Dla Sport-Union Neckarsulm ćwierćfinał to etap przejściowy na drodze do Final Four, które odbędzie się w Porsche-Arena w Stuttgarcie. To połączenie planu oraz marzenia zespołu.
Marzenie to jest obecne w klubie od dawna, natomiast plan zaczął nabierać kształtów po wyeliminowaniu głównego faworyta, HB Ludwigsburg, oraz po losowaniu drugiej rundy. Trener Neckarsulm, Thomas Zeitz, jeszcze przed rozpoczęciem sezonu określił Puchar jako „najkrótszą drogę do prawdziwego wydarzenia w historii klubu”.
W sobotę o godzinie 18 w Ballei Sport-Union podejmie Frisch Auf Göppingen. Zespół musi przełamać „klątwę 1/8 finału”, która trwa od pięciu lat – w 2014 i 2017 roku Neckarsulm odpadało tuż przed ćwierćfinałem.
Trener Zeitz podkreśla, że choć statystyki są niekorzystne, to „klątwy i tradycje są po to, by je łamać”. Zespół skupia się na przyszłości i nadchodzącym meczu.
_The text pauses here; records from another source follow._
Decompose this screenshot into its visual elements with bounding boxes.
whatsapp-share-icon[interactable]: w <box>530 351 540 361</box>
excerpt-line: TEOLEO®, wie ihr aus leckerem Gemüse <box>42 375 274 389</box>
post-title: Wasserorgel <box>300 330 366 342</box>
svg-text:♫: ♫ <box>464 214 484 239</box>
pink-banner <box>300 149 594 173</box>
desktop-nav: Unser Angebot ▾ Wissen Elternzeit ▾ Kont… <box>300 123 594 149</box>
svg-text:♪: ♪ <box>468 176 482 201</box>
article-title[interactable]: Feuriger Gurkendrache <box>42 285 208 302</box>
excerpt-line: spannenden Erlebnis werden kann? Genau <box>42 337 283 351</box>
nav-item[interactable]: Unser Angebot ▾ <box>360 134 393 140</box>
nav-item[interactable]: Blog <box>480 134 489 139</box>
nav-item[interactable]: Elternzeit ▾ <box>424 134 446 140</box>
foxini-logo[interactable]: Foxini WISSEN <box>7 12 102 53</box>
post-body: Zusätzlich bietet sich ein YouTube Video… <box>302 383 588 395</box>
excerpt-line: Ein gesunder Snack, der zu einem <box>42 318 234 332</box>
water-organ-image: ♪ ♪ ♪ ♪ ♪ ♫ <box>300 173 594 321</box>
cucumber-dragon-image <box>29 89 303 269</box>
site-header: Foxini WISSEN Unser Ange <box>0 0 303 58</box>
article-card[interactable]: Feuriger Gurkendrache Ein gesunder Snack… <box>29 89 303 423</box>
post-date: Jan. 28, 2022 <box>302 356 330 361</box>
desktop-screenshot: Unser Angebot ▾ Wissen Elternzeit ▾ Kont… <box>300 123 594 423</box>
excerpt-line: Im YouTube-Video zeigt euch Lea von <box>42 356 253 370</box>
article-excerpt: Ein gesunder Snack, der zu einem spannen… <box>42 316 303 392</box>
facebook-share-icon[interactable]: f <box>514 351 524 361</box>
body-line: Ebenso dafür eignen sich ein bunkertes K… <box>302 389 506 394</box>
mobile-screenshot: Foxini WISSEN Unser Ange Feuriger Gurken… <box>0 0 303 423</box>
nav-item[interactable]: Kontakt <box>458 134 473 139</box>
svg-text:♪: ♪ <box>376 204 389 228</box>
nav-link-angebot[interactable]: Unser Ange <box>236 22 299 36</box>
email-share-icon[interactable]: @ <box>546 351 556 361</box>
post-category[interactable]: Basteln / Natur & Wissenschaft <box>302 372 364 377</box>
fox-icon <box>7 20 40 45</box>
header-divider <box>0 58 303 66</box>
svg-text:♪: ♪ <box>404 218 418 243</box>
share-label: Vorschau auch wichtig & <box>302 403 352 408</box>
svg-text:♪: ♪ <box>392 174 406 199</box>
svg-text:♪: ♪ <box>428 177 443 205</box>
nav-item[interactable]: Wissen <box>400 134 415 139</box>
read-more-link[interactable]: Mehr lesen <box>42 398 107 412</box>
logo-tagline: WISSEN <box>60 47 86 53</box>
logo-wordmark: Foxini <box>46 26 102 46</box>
Szanse na awans potęguje fakt, że tytułujący się mistrz HB Ludwigsburg odpadł, a drugi ligowy 1. FSV Mainz 05 nie sprawił większych problemów w pierwszej rundzie (wynik 32:23). Mecz z Frisch Auf Göppingen nie będzie łatwy, choć Sport-Union w poprzednim sezonie wygrał oba spotkania ligowe z tym rywalem. Zeitz przewiduje „gorący taniec” i zauważa, że goście zamówili około 200 biletów dla swoich kibiców.
W przypadku awansu Neckarsulm w ćwierćfinale może trafić na drugoligowy VfL Waiblingen, klub byłego trenera Zeitza, albo na zwycięzcę pojedynku SV Union Halle-Neustadt z HC Rödertal.
Zeitz liczy na szczęście i umiejętności, które pozwolą zrealizować marzenie o Final Four. W styczniu 2020 roku Frisch Auf Göppingen po zwycięstwie 27:26 przerwało ten sen w Ballei, co pokazuje, że rywal jest groźny.
Trener podkreśla, jak ważne jest, aby jego zawodniczki dobrze przeszły przerwę na mecze reprezentacji. „Musimy kontynuować naszą drogę, którą wytyczyliśmy w spotkaniach z Zwickau i Buxtehude, ale tym razem grać dobrze przez 40 lub 50 minut zamiast 30. Wtedy mamy dobre szanse”. W przeciwnym razie „klątwa 1/8 finału” może trwać dalej.
Thomas Zeitz jako trener kobiet był już raz bliski ćwierćfinału Pucharu Niemiec. W 2022 roku z VfL Waiblingen przegrał 26:27 z Thüringer HC w ostatnich sekundach, co uniemożliwiło awans do półfinału.